My toes curl as he starts thrusting rapidly. “Oh, God!” I moan, so wet it’s dripping onto the bed underneath me. “Fuck! Harder!”
Zane complies, hips snapping into mine roughly, fingers leaving bruising marks on my hips as he takes me hard, my body craving more.
“Oh, fuck, I’m… I’m close,” I say, more tears spilling out as I anticipate the moment that Zane will pull away, will leave me high and dry and aching for release.
But he keeps going, keeps moving his hips. “Stop, I’m too close!” I say, panic rising when Zane won’t slow down or pull away.
“Come for us,” Archer says, turning my chin in his hand to face him, to look him in the eyes. Zane’s hips snap into mine once more and the tight hold starts to snap, my release flooding me so hard that my eyes roll back in my head and my body feels like it’s almost on fire.
I think I might scream, I’m not sure, but when I’m finally down from the high, I notice the three of them are cleaning up and they toss me my clothes.
“We have a party tonight,” Zane says. “You should probably leave.”
My body freezes, going hot and cold all at once. I manage to hide the hurt in my expression and nod.
“Yeah, you’re right,” I say, my voice sounding a little too high-pitched. “I have stuff to do.”
Every step feels slow and sluggish as I descend the stairs of the house and I feel eyes on me from the other brothers, murmuring words that I only catch snippets of, like “slut” and “easy”.
It’s my own fault. I know that I mean nothing to them, but I let myself get caught up in the sex. I’ve gotten too attached already.
This can’t go on.
I need to confront them at some point and put an end to all this before everything gets worse.
12
ARCHER
As I stand at the sink, scrubbing the remnants of last night’s party from the stack of dirty dishes, the warm water and soap bubbles feel good on my hands, but they do little to ease the knot of anger twisting in my gut.
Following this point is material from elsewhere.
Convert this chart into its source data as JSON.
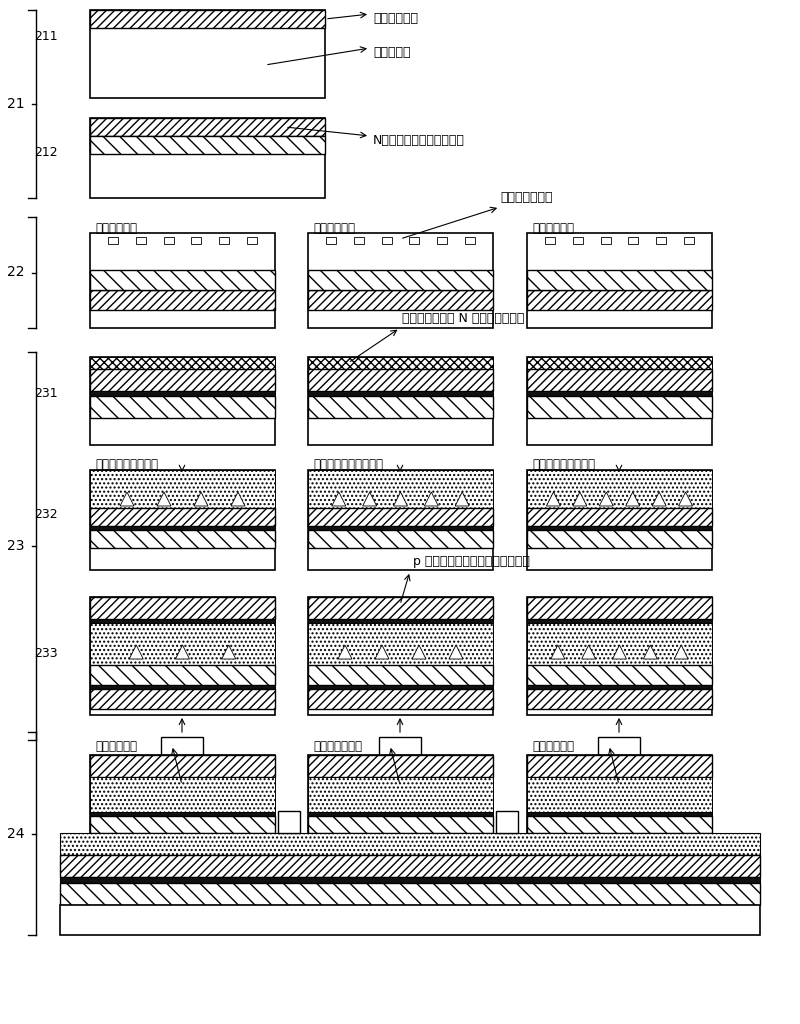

Despite the sex after the car wash, I still can’t shake the bitterness that’s taken root inside. Lyric has lied so many times and hidden so much from us. She kept the fact that she had a kid from us! What the hell else is she hiding?
I rinse a plate and set it on the drying rack, my mind replaying the moments we shared with her. The way she moved under us, the desperation in her eyes, the tears that leaked out as she pleaded for release. All I wanted was to feel in control with Lyric, but it’s not enough. It will never be enough to erase the past.
I pick up another dish, scrubbing harder than necessary. Memories of the past come flooding back. How she betrayed us when she turned on us in high school, the way she ruined our lives. It feels like we were starting to get even, making her pay for the thing she did. But now, with this new revelation, it feels like we’re right back where we started.
The water sloshes around as I rinse the plates off. We all know things can’t go on like this. We need answers and we need to figure out what to do next. But every time I think about confronting her, I can’t get past the bitterness. I don’t know if I can ever forgive her, not after everything we’ve been through.
I finish the last dish and dry my hands, taking a deep breath to steady myself. I know I need to talk to her, to get everything out in the open. But the thought of facing her, of seeing the guilt in her eyes, makes my chest tighten. I don’t know if I’m ready for that. Some long-buried part of me wants nothing more than to drop this whole thing and move past it, let Lyric back in our lives, and reclaim what we once had.
But I know that’s impossible.
I turn off the tap and head upstairs, intending to grab my books to go to the library, but I’m distracted by a text alert. When I pick it up, a scowl grows on my face.
We need to talk – Lyric
I can’t believe she thinks we have anything to say to her right now. But I fumble with my phone, sending a text back before my brain can catch up.
You have five minutes.
I want to know what she thinks there is to discuss. Within a few minutes, I hear her footsteps on the stairs and then a soft knock at my door alerts me to the fact that she’s arrived.
Pushing the door open with my foot, I turn in my desk chair and stare at her, raising a single eyebrow.
“What?” I ask, crossing my arms.
Lyric runs her hands through her messy curls and bites her lip, eyes darting around the room as if to gather her thoughts.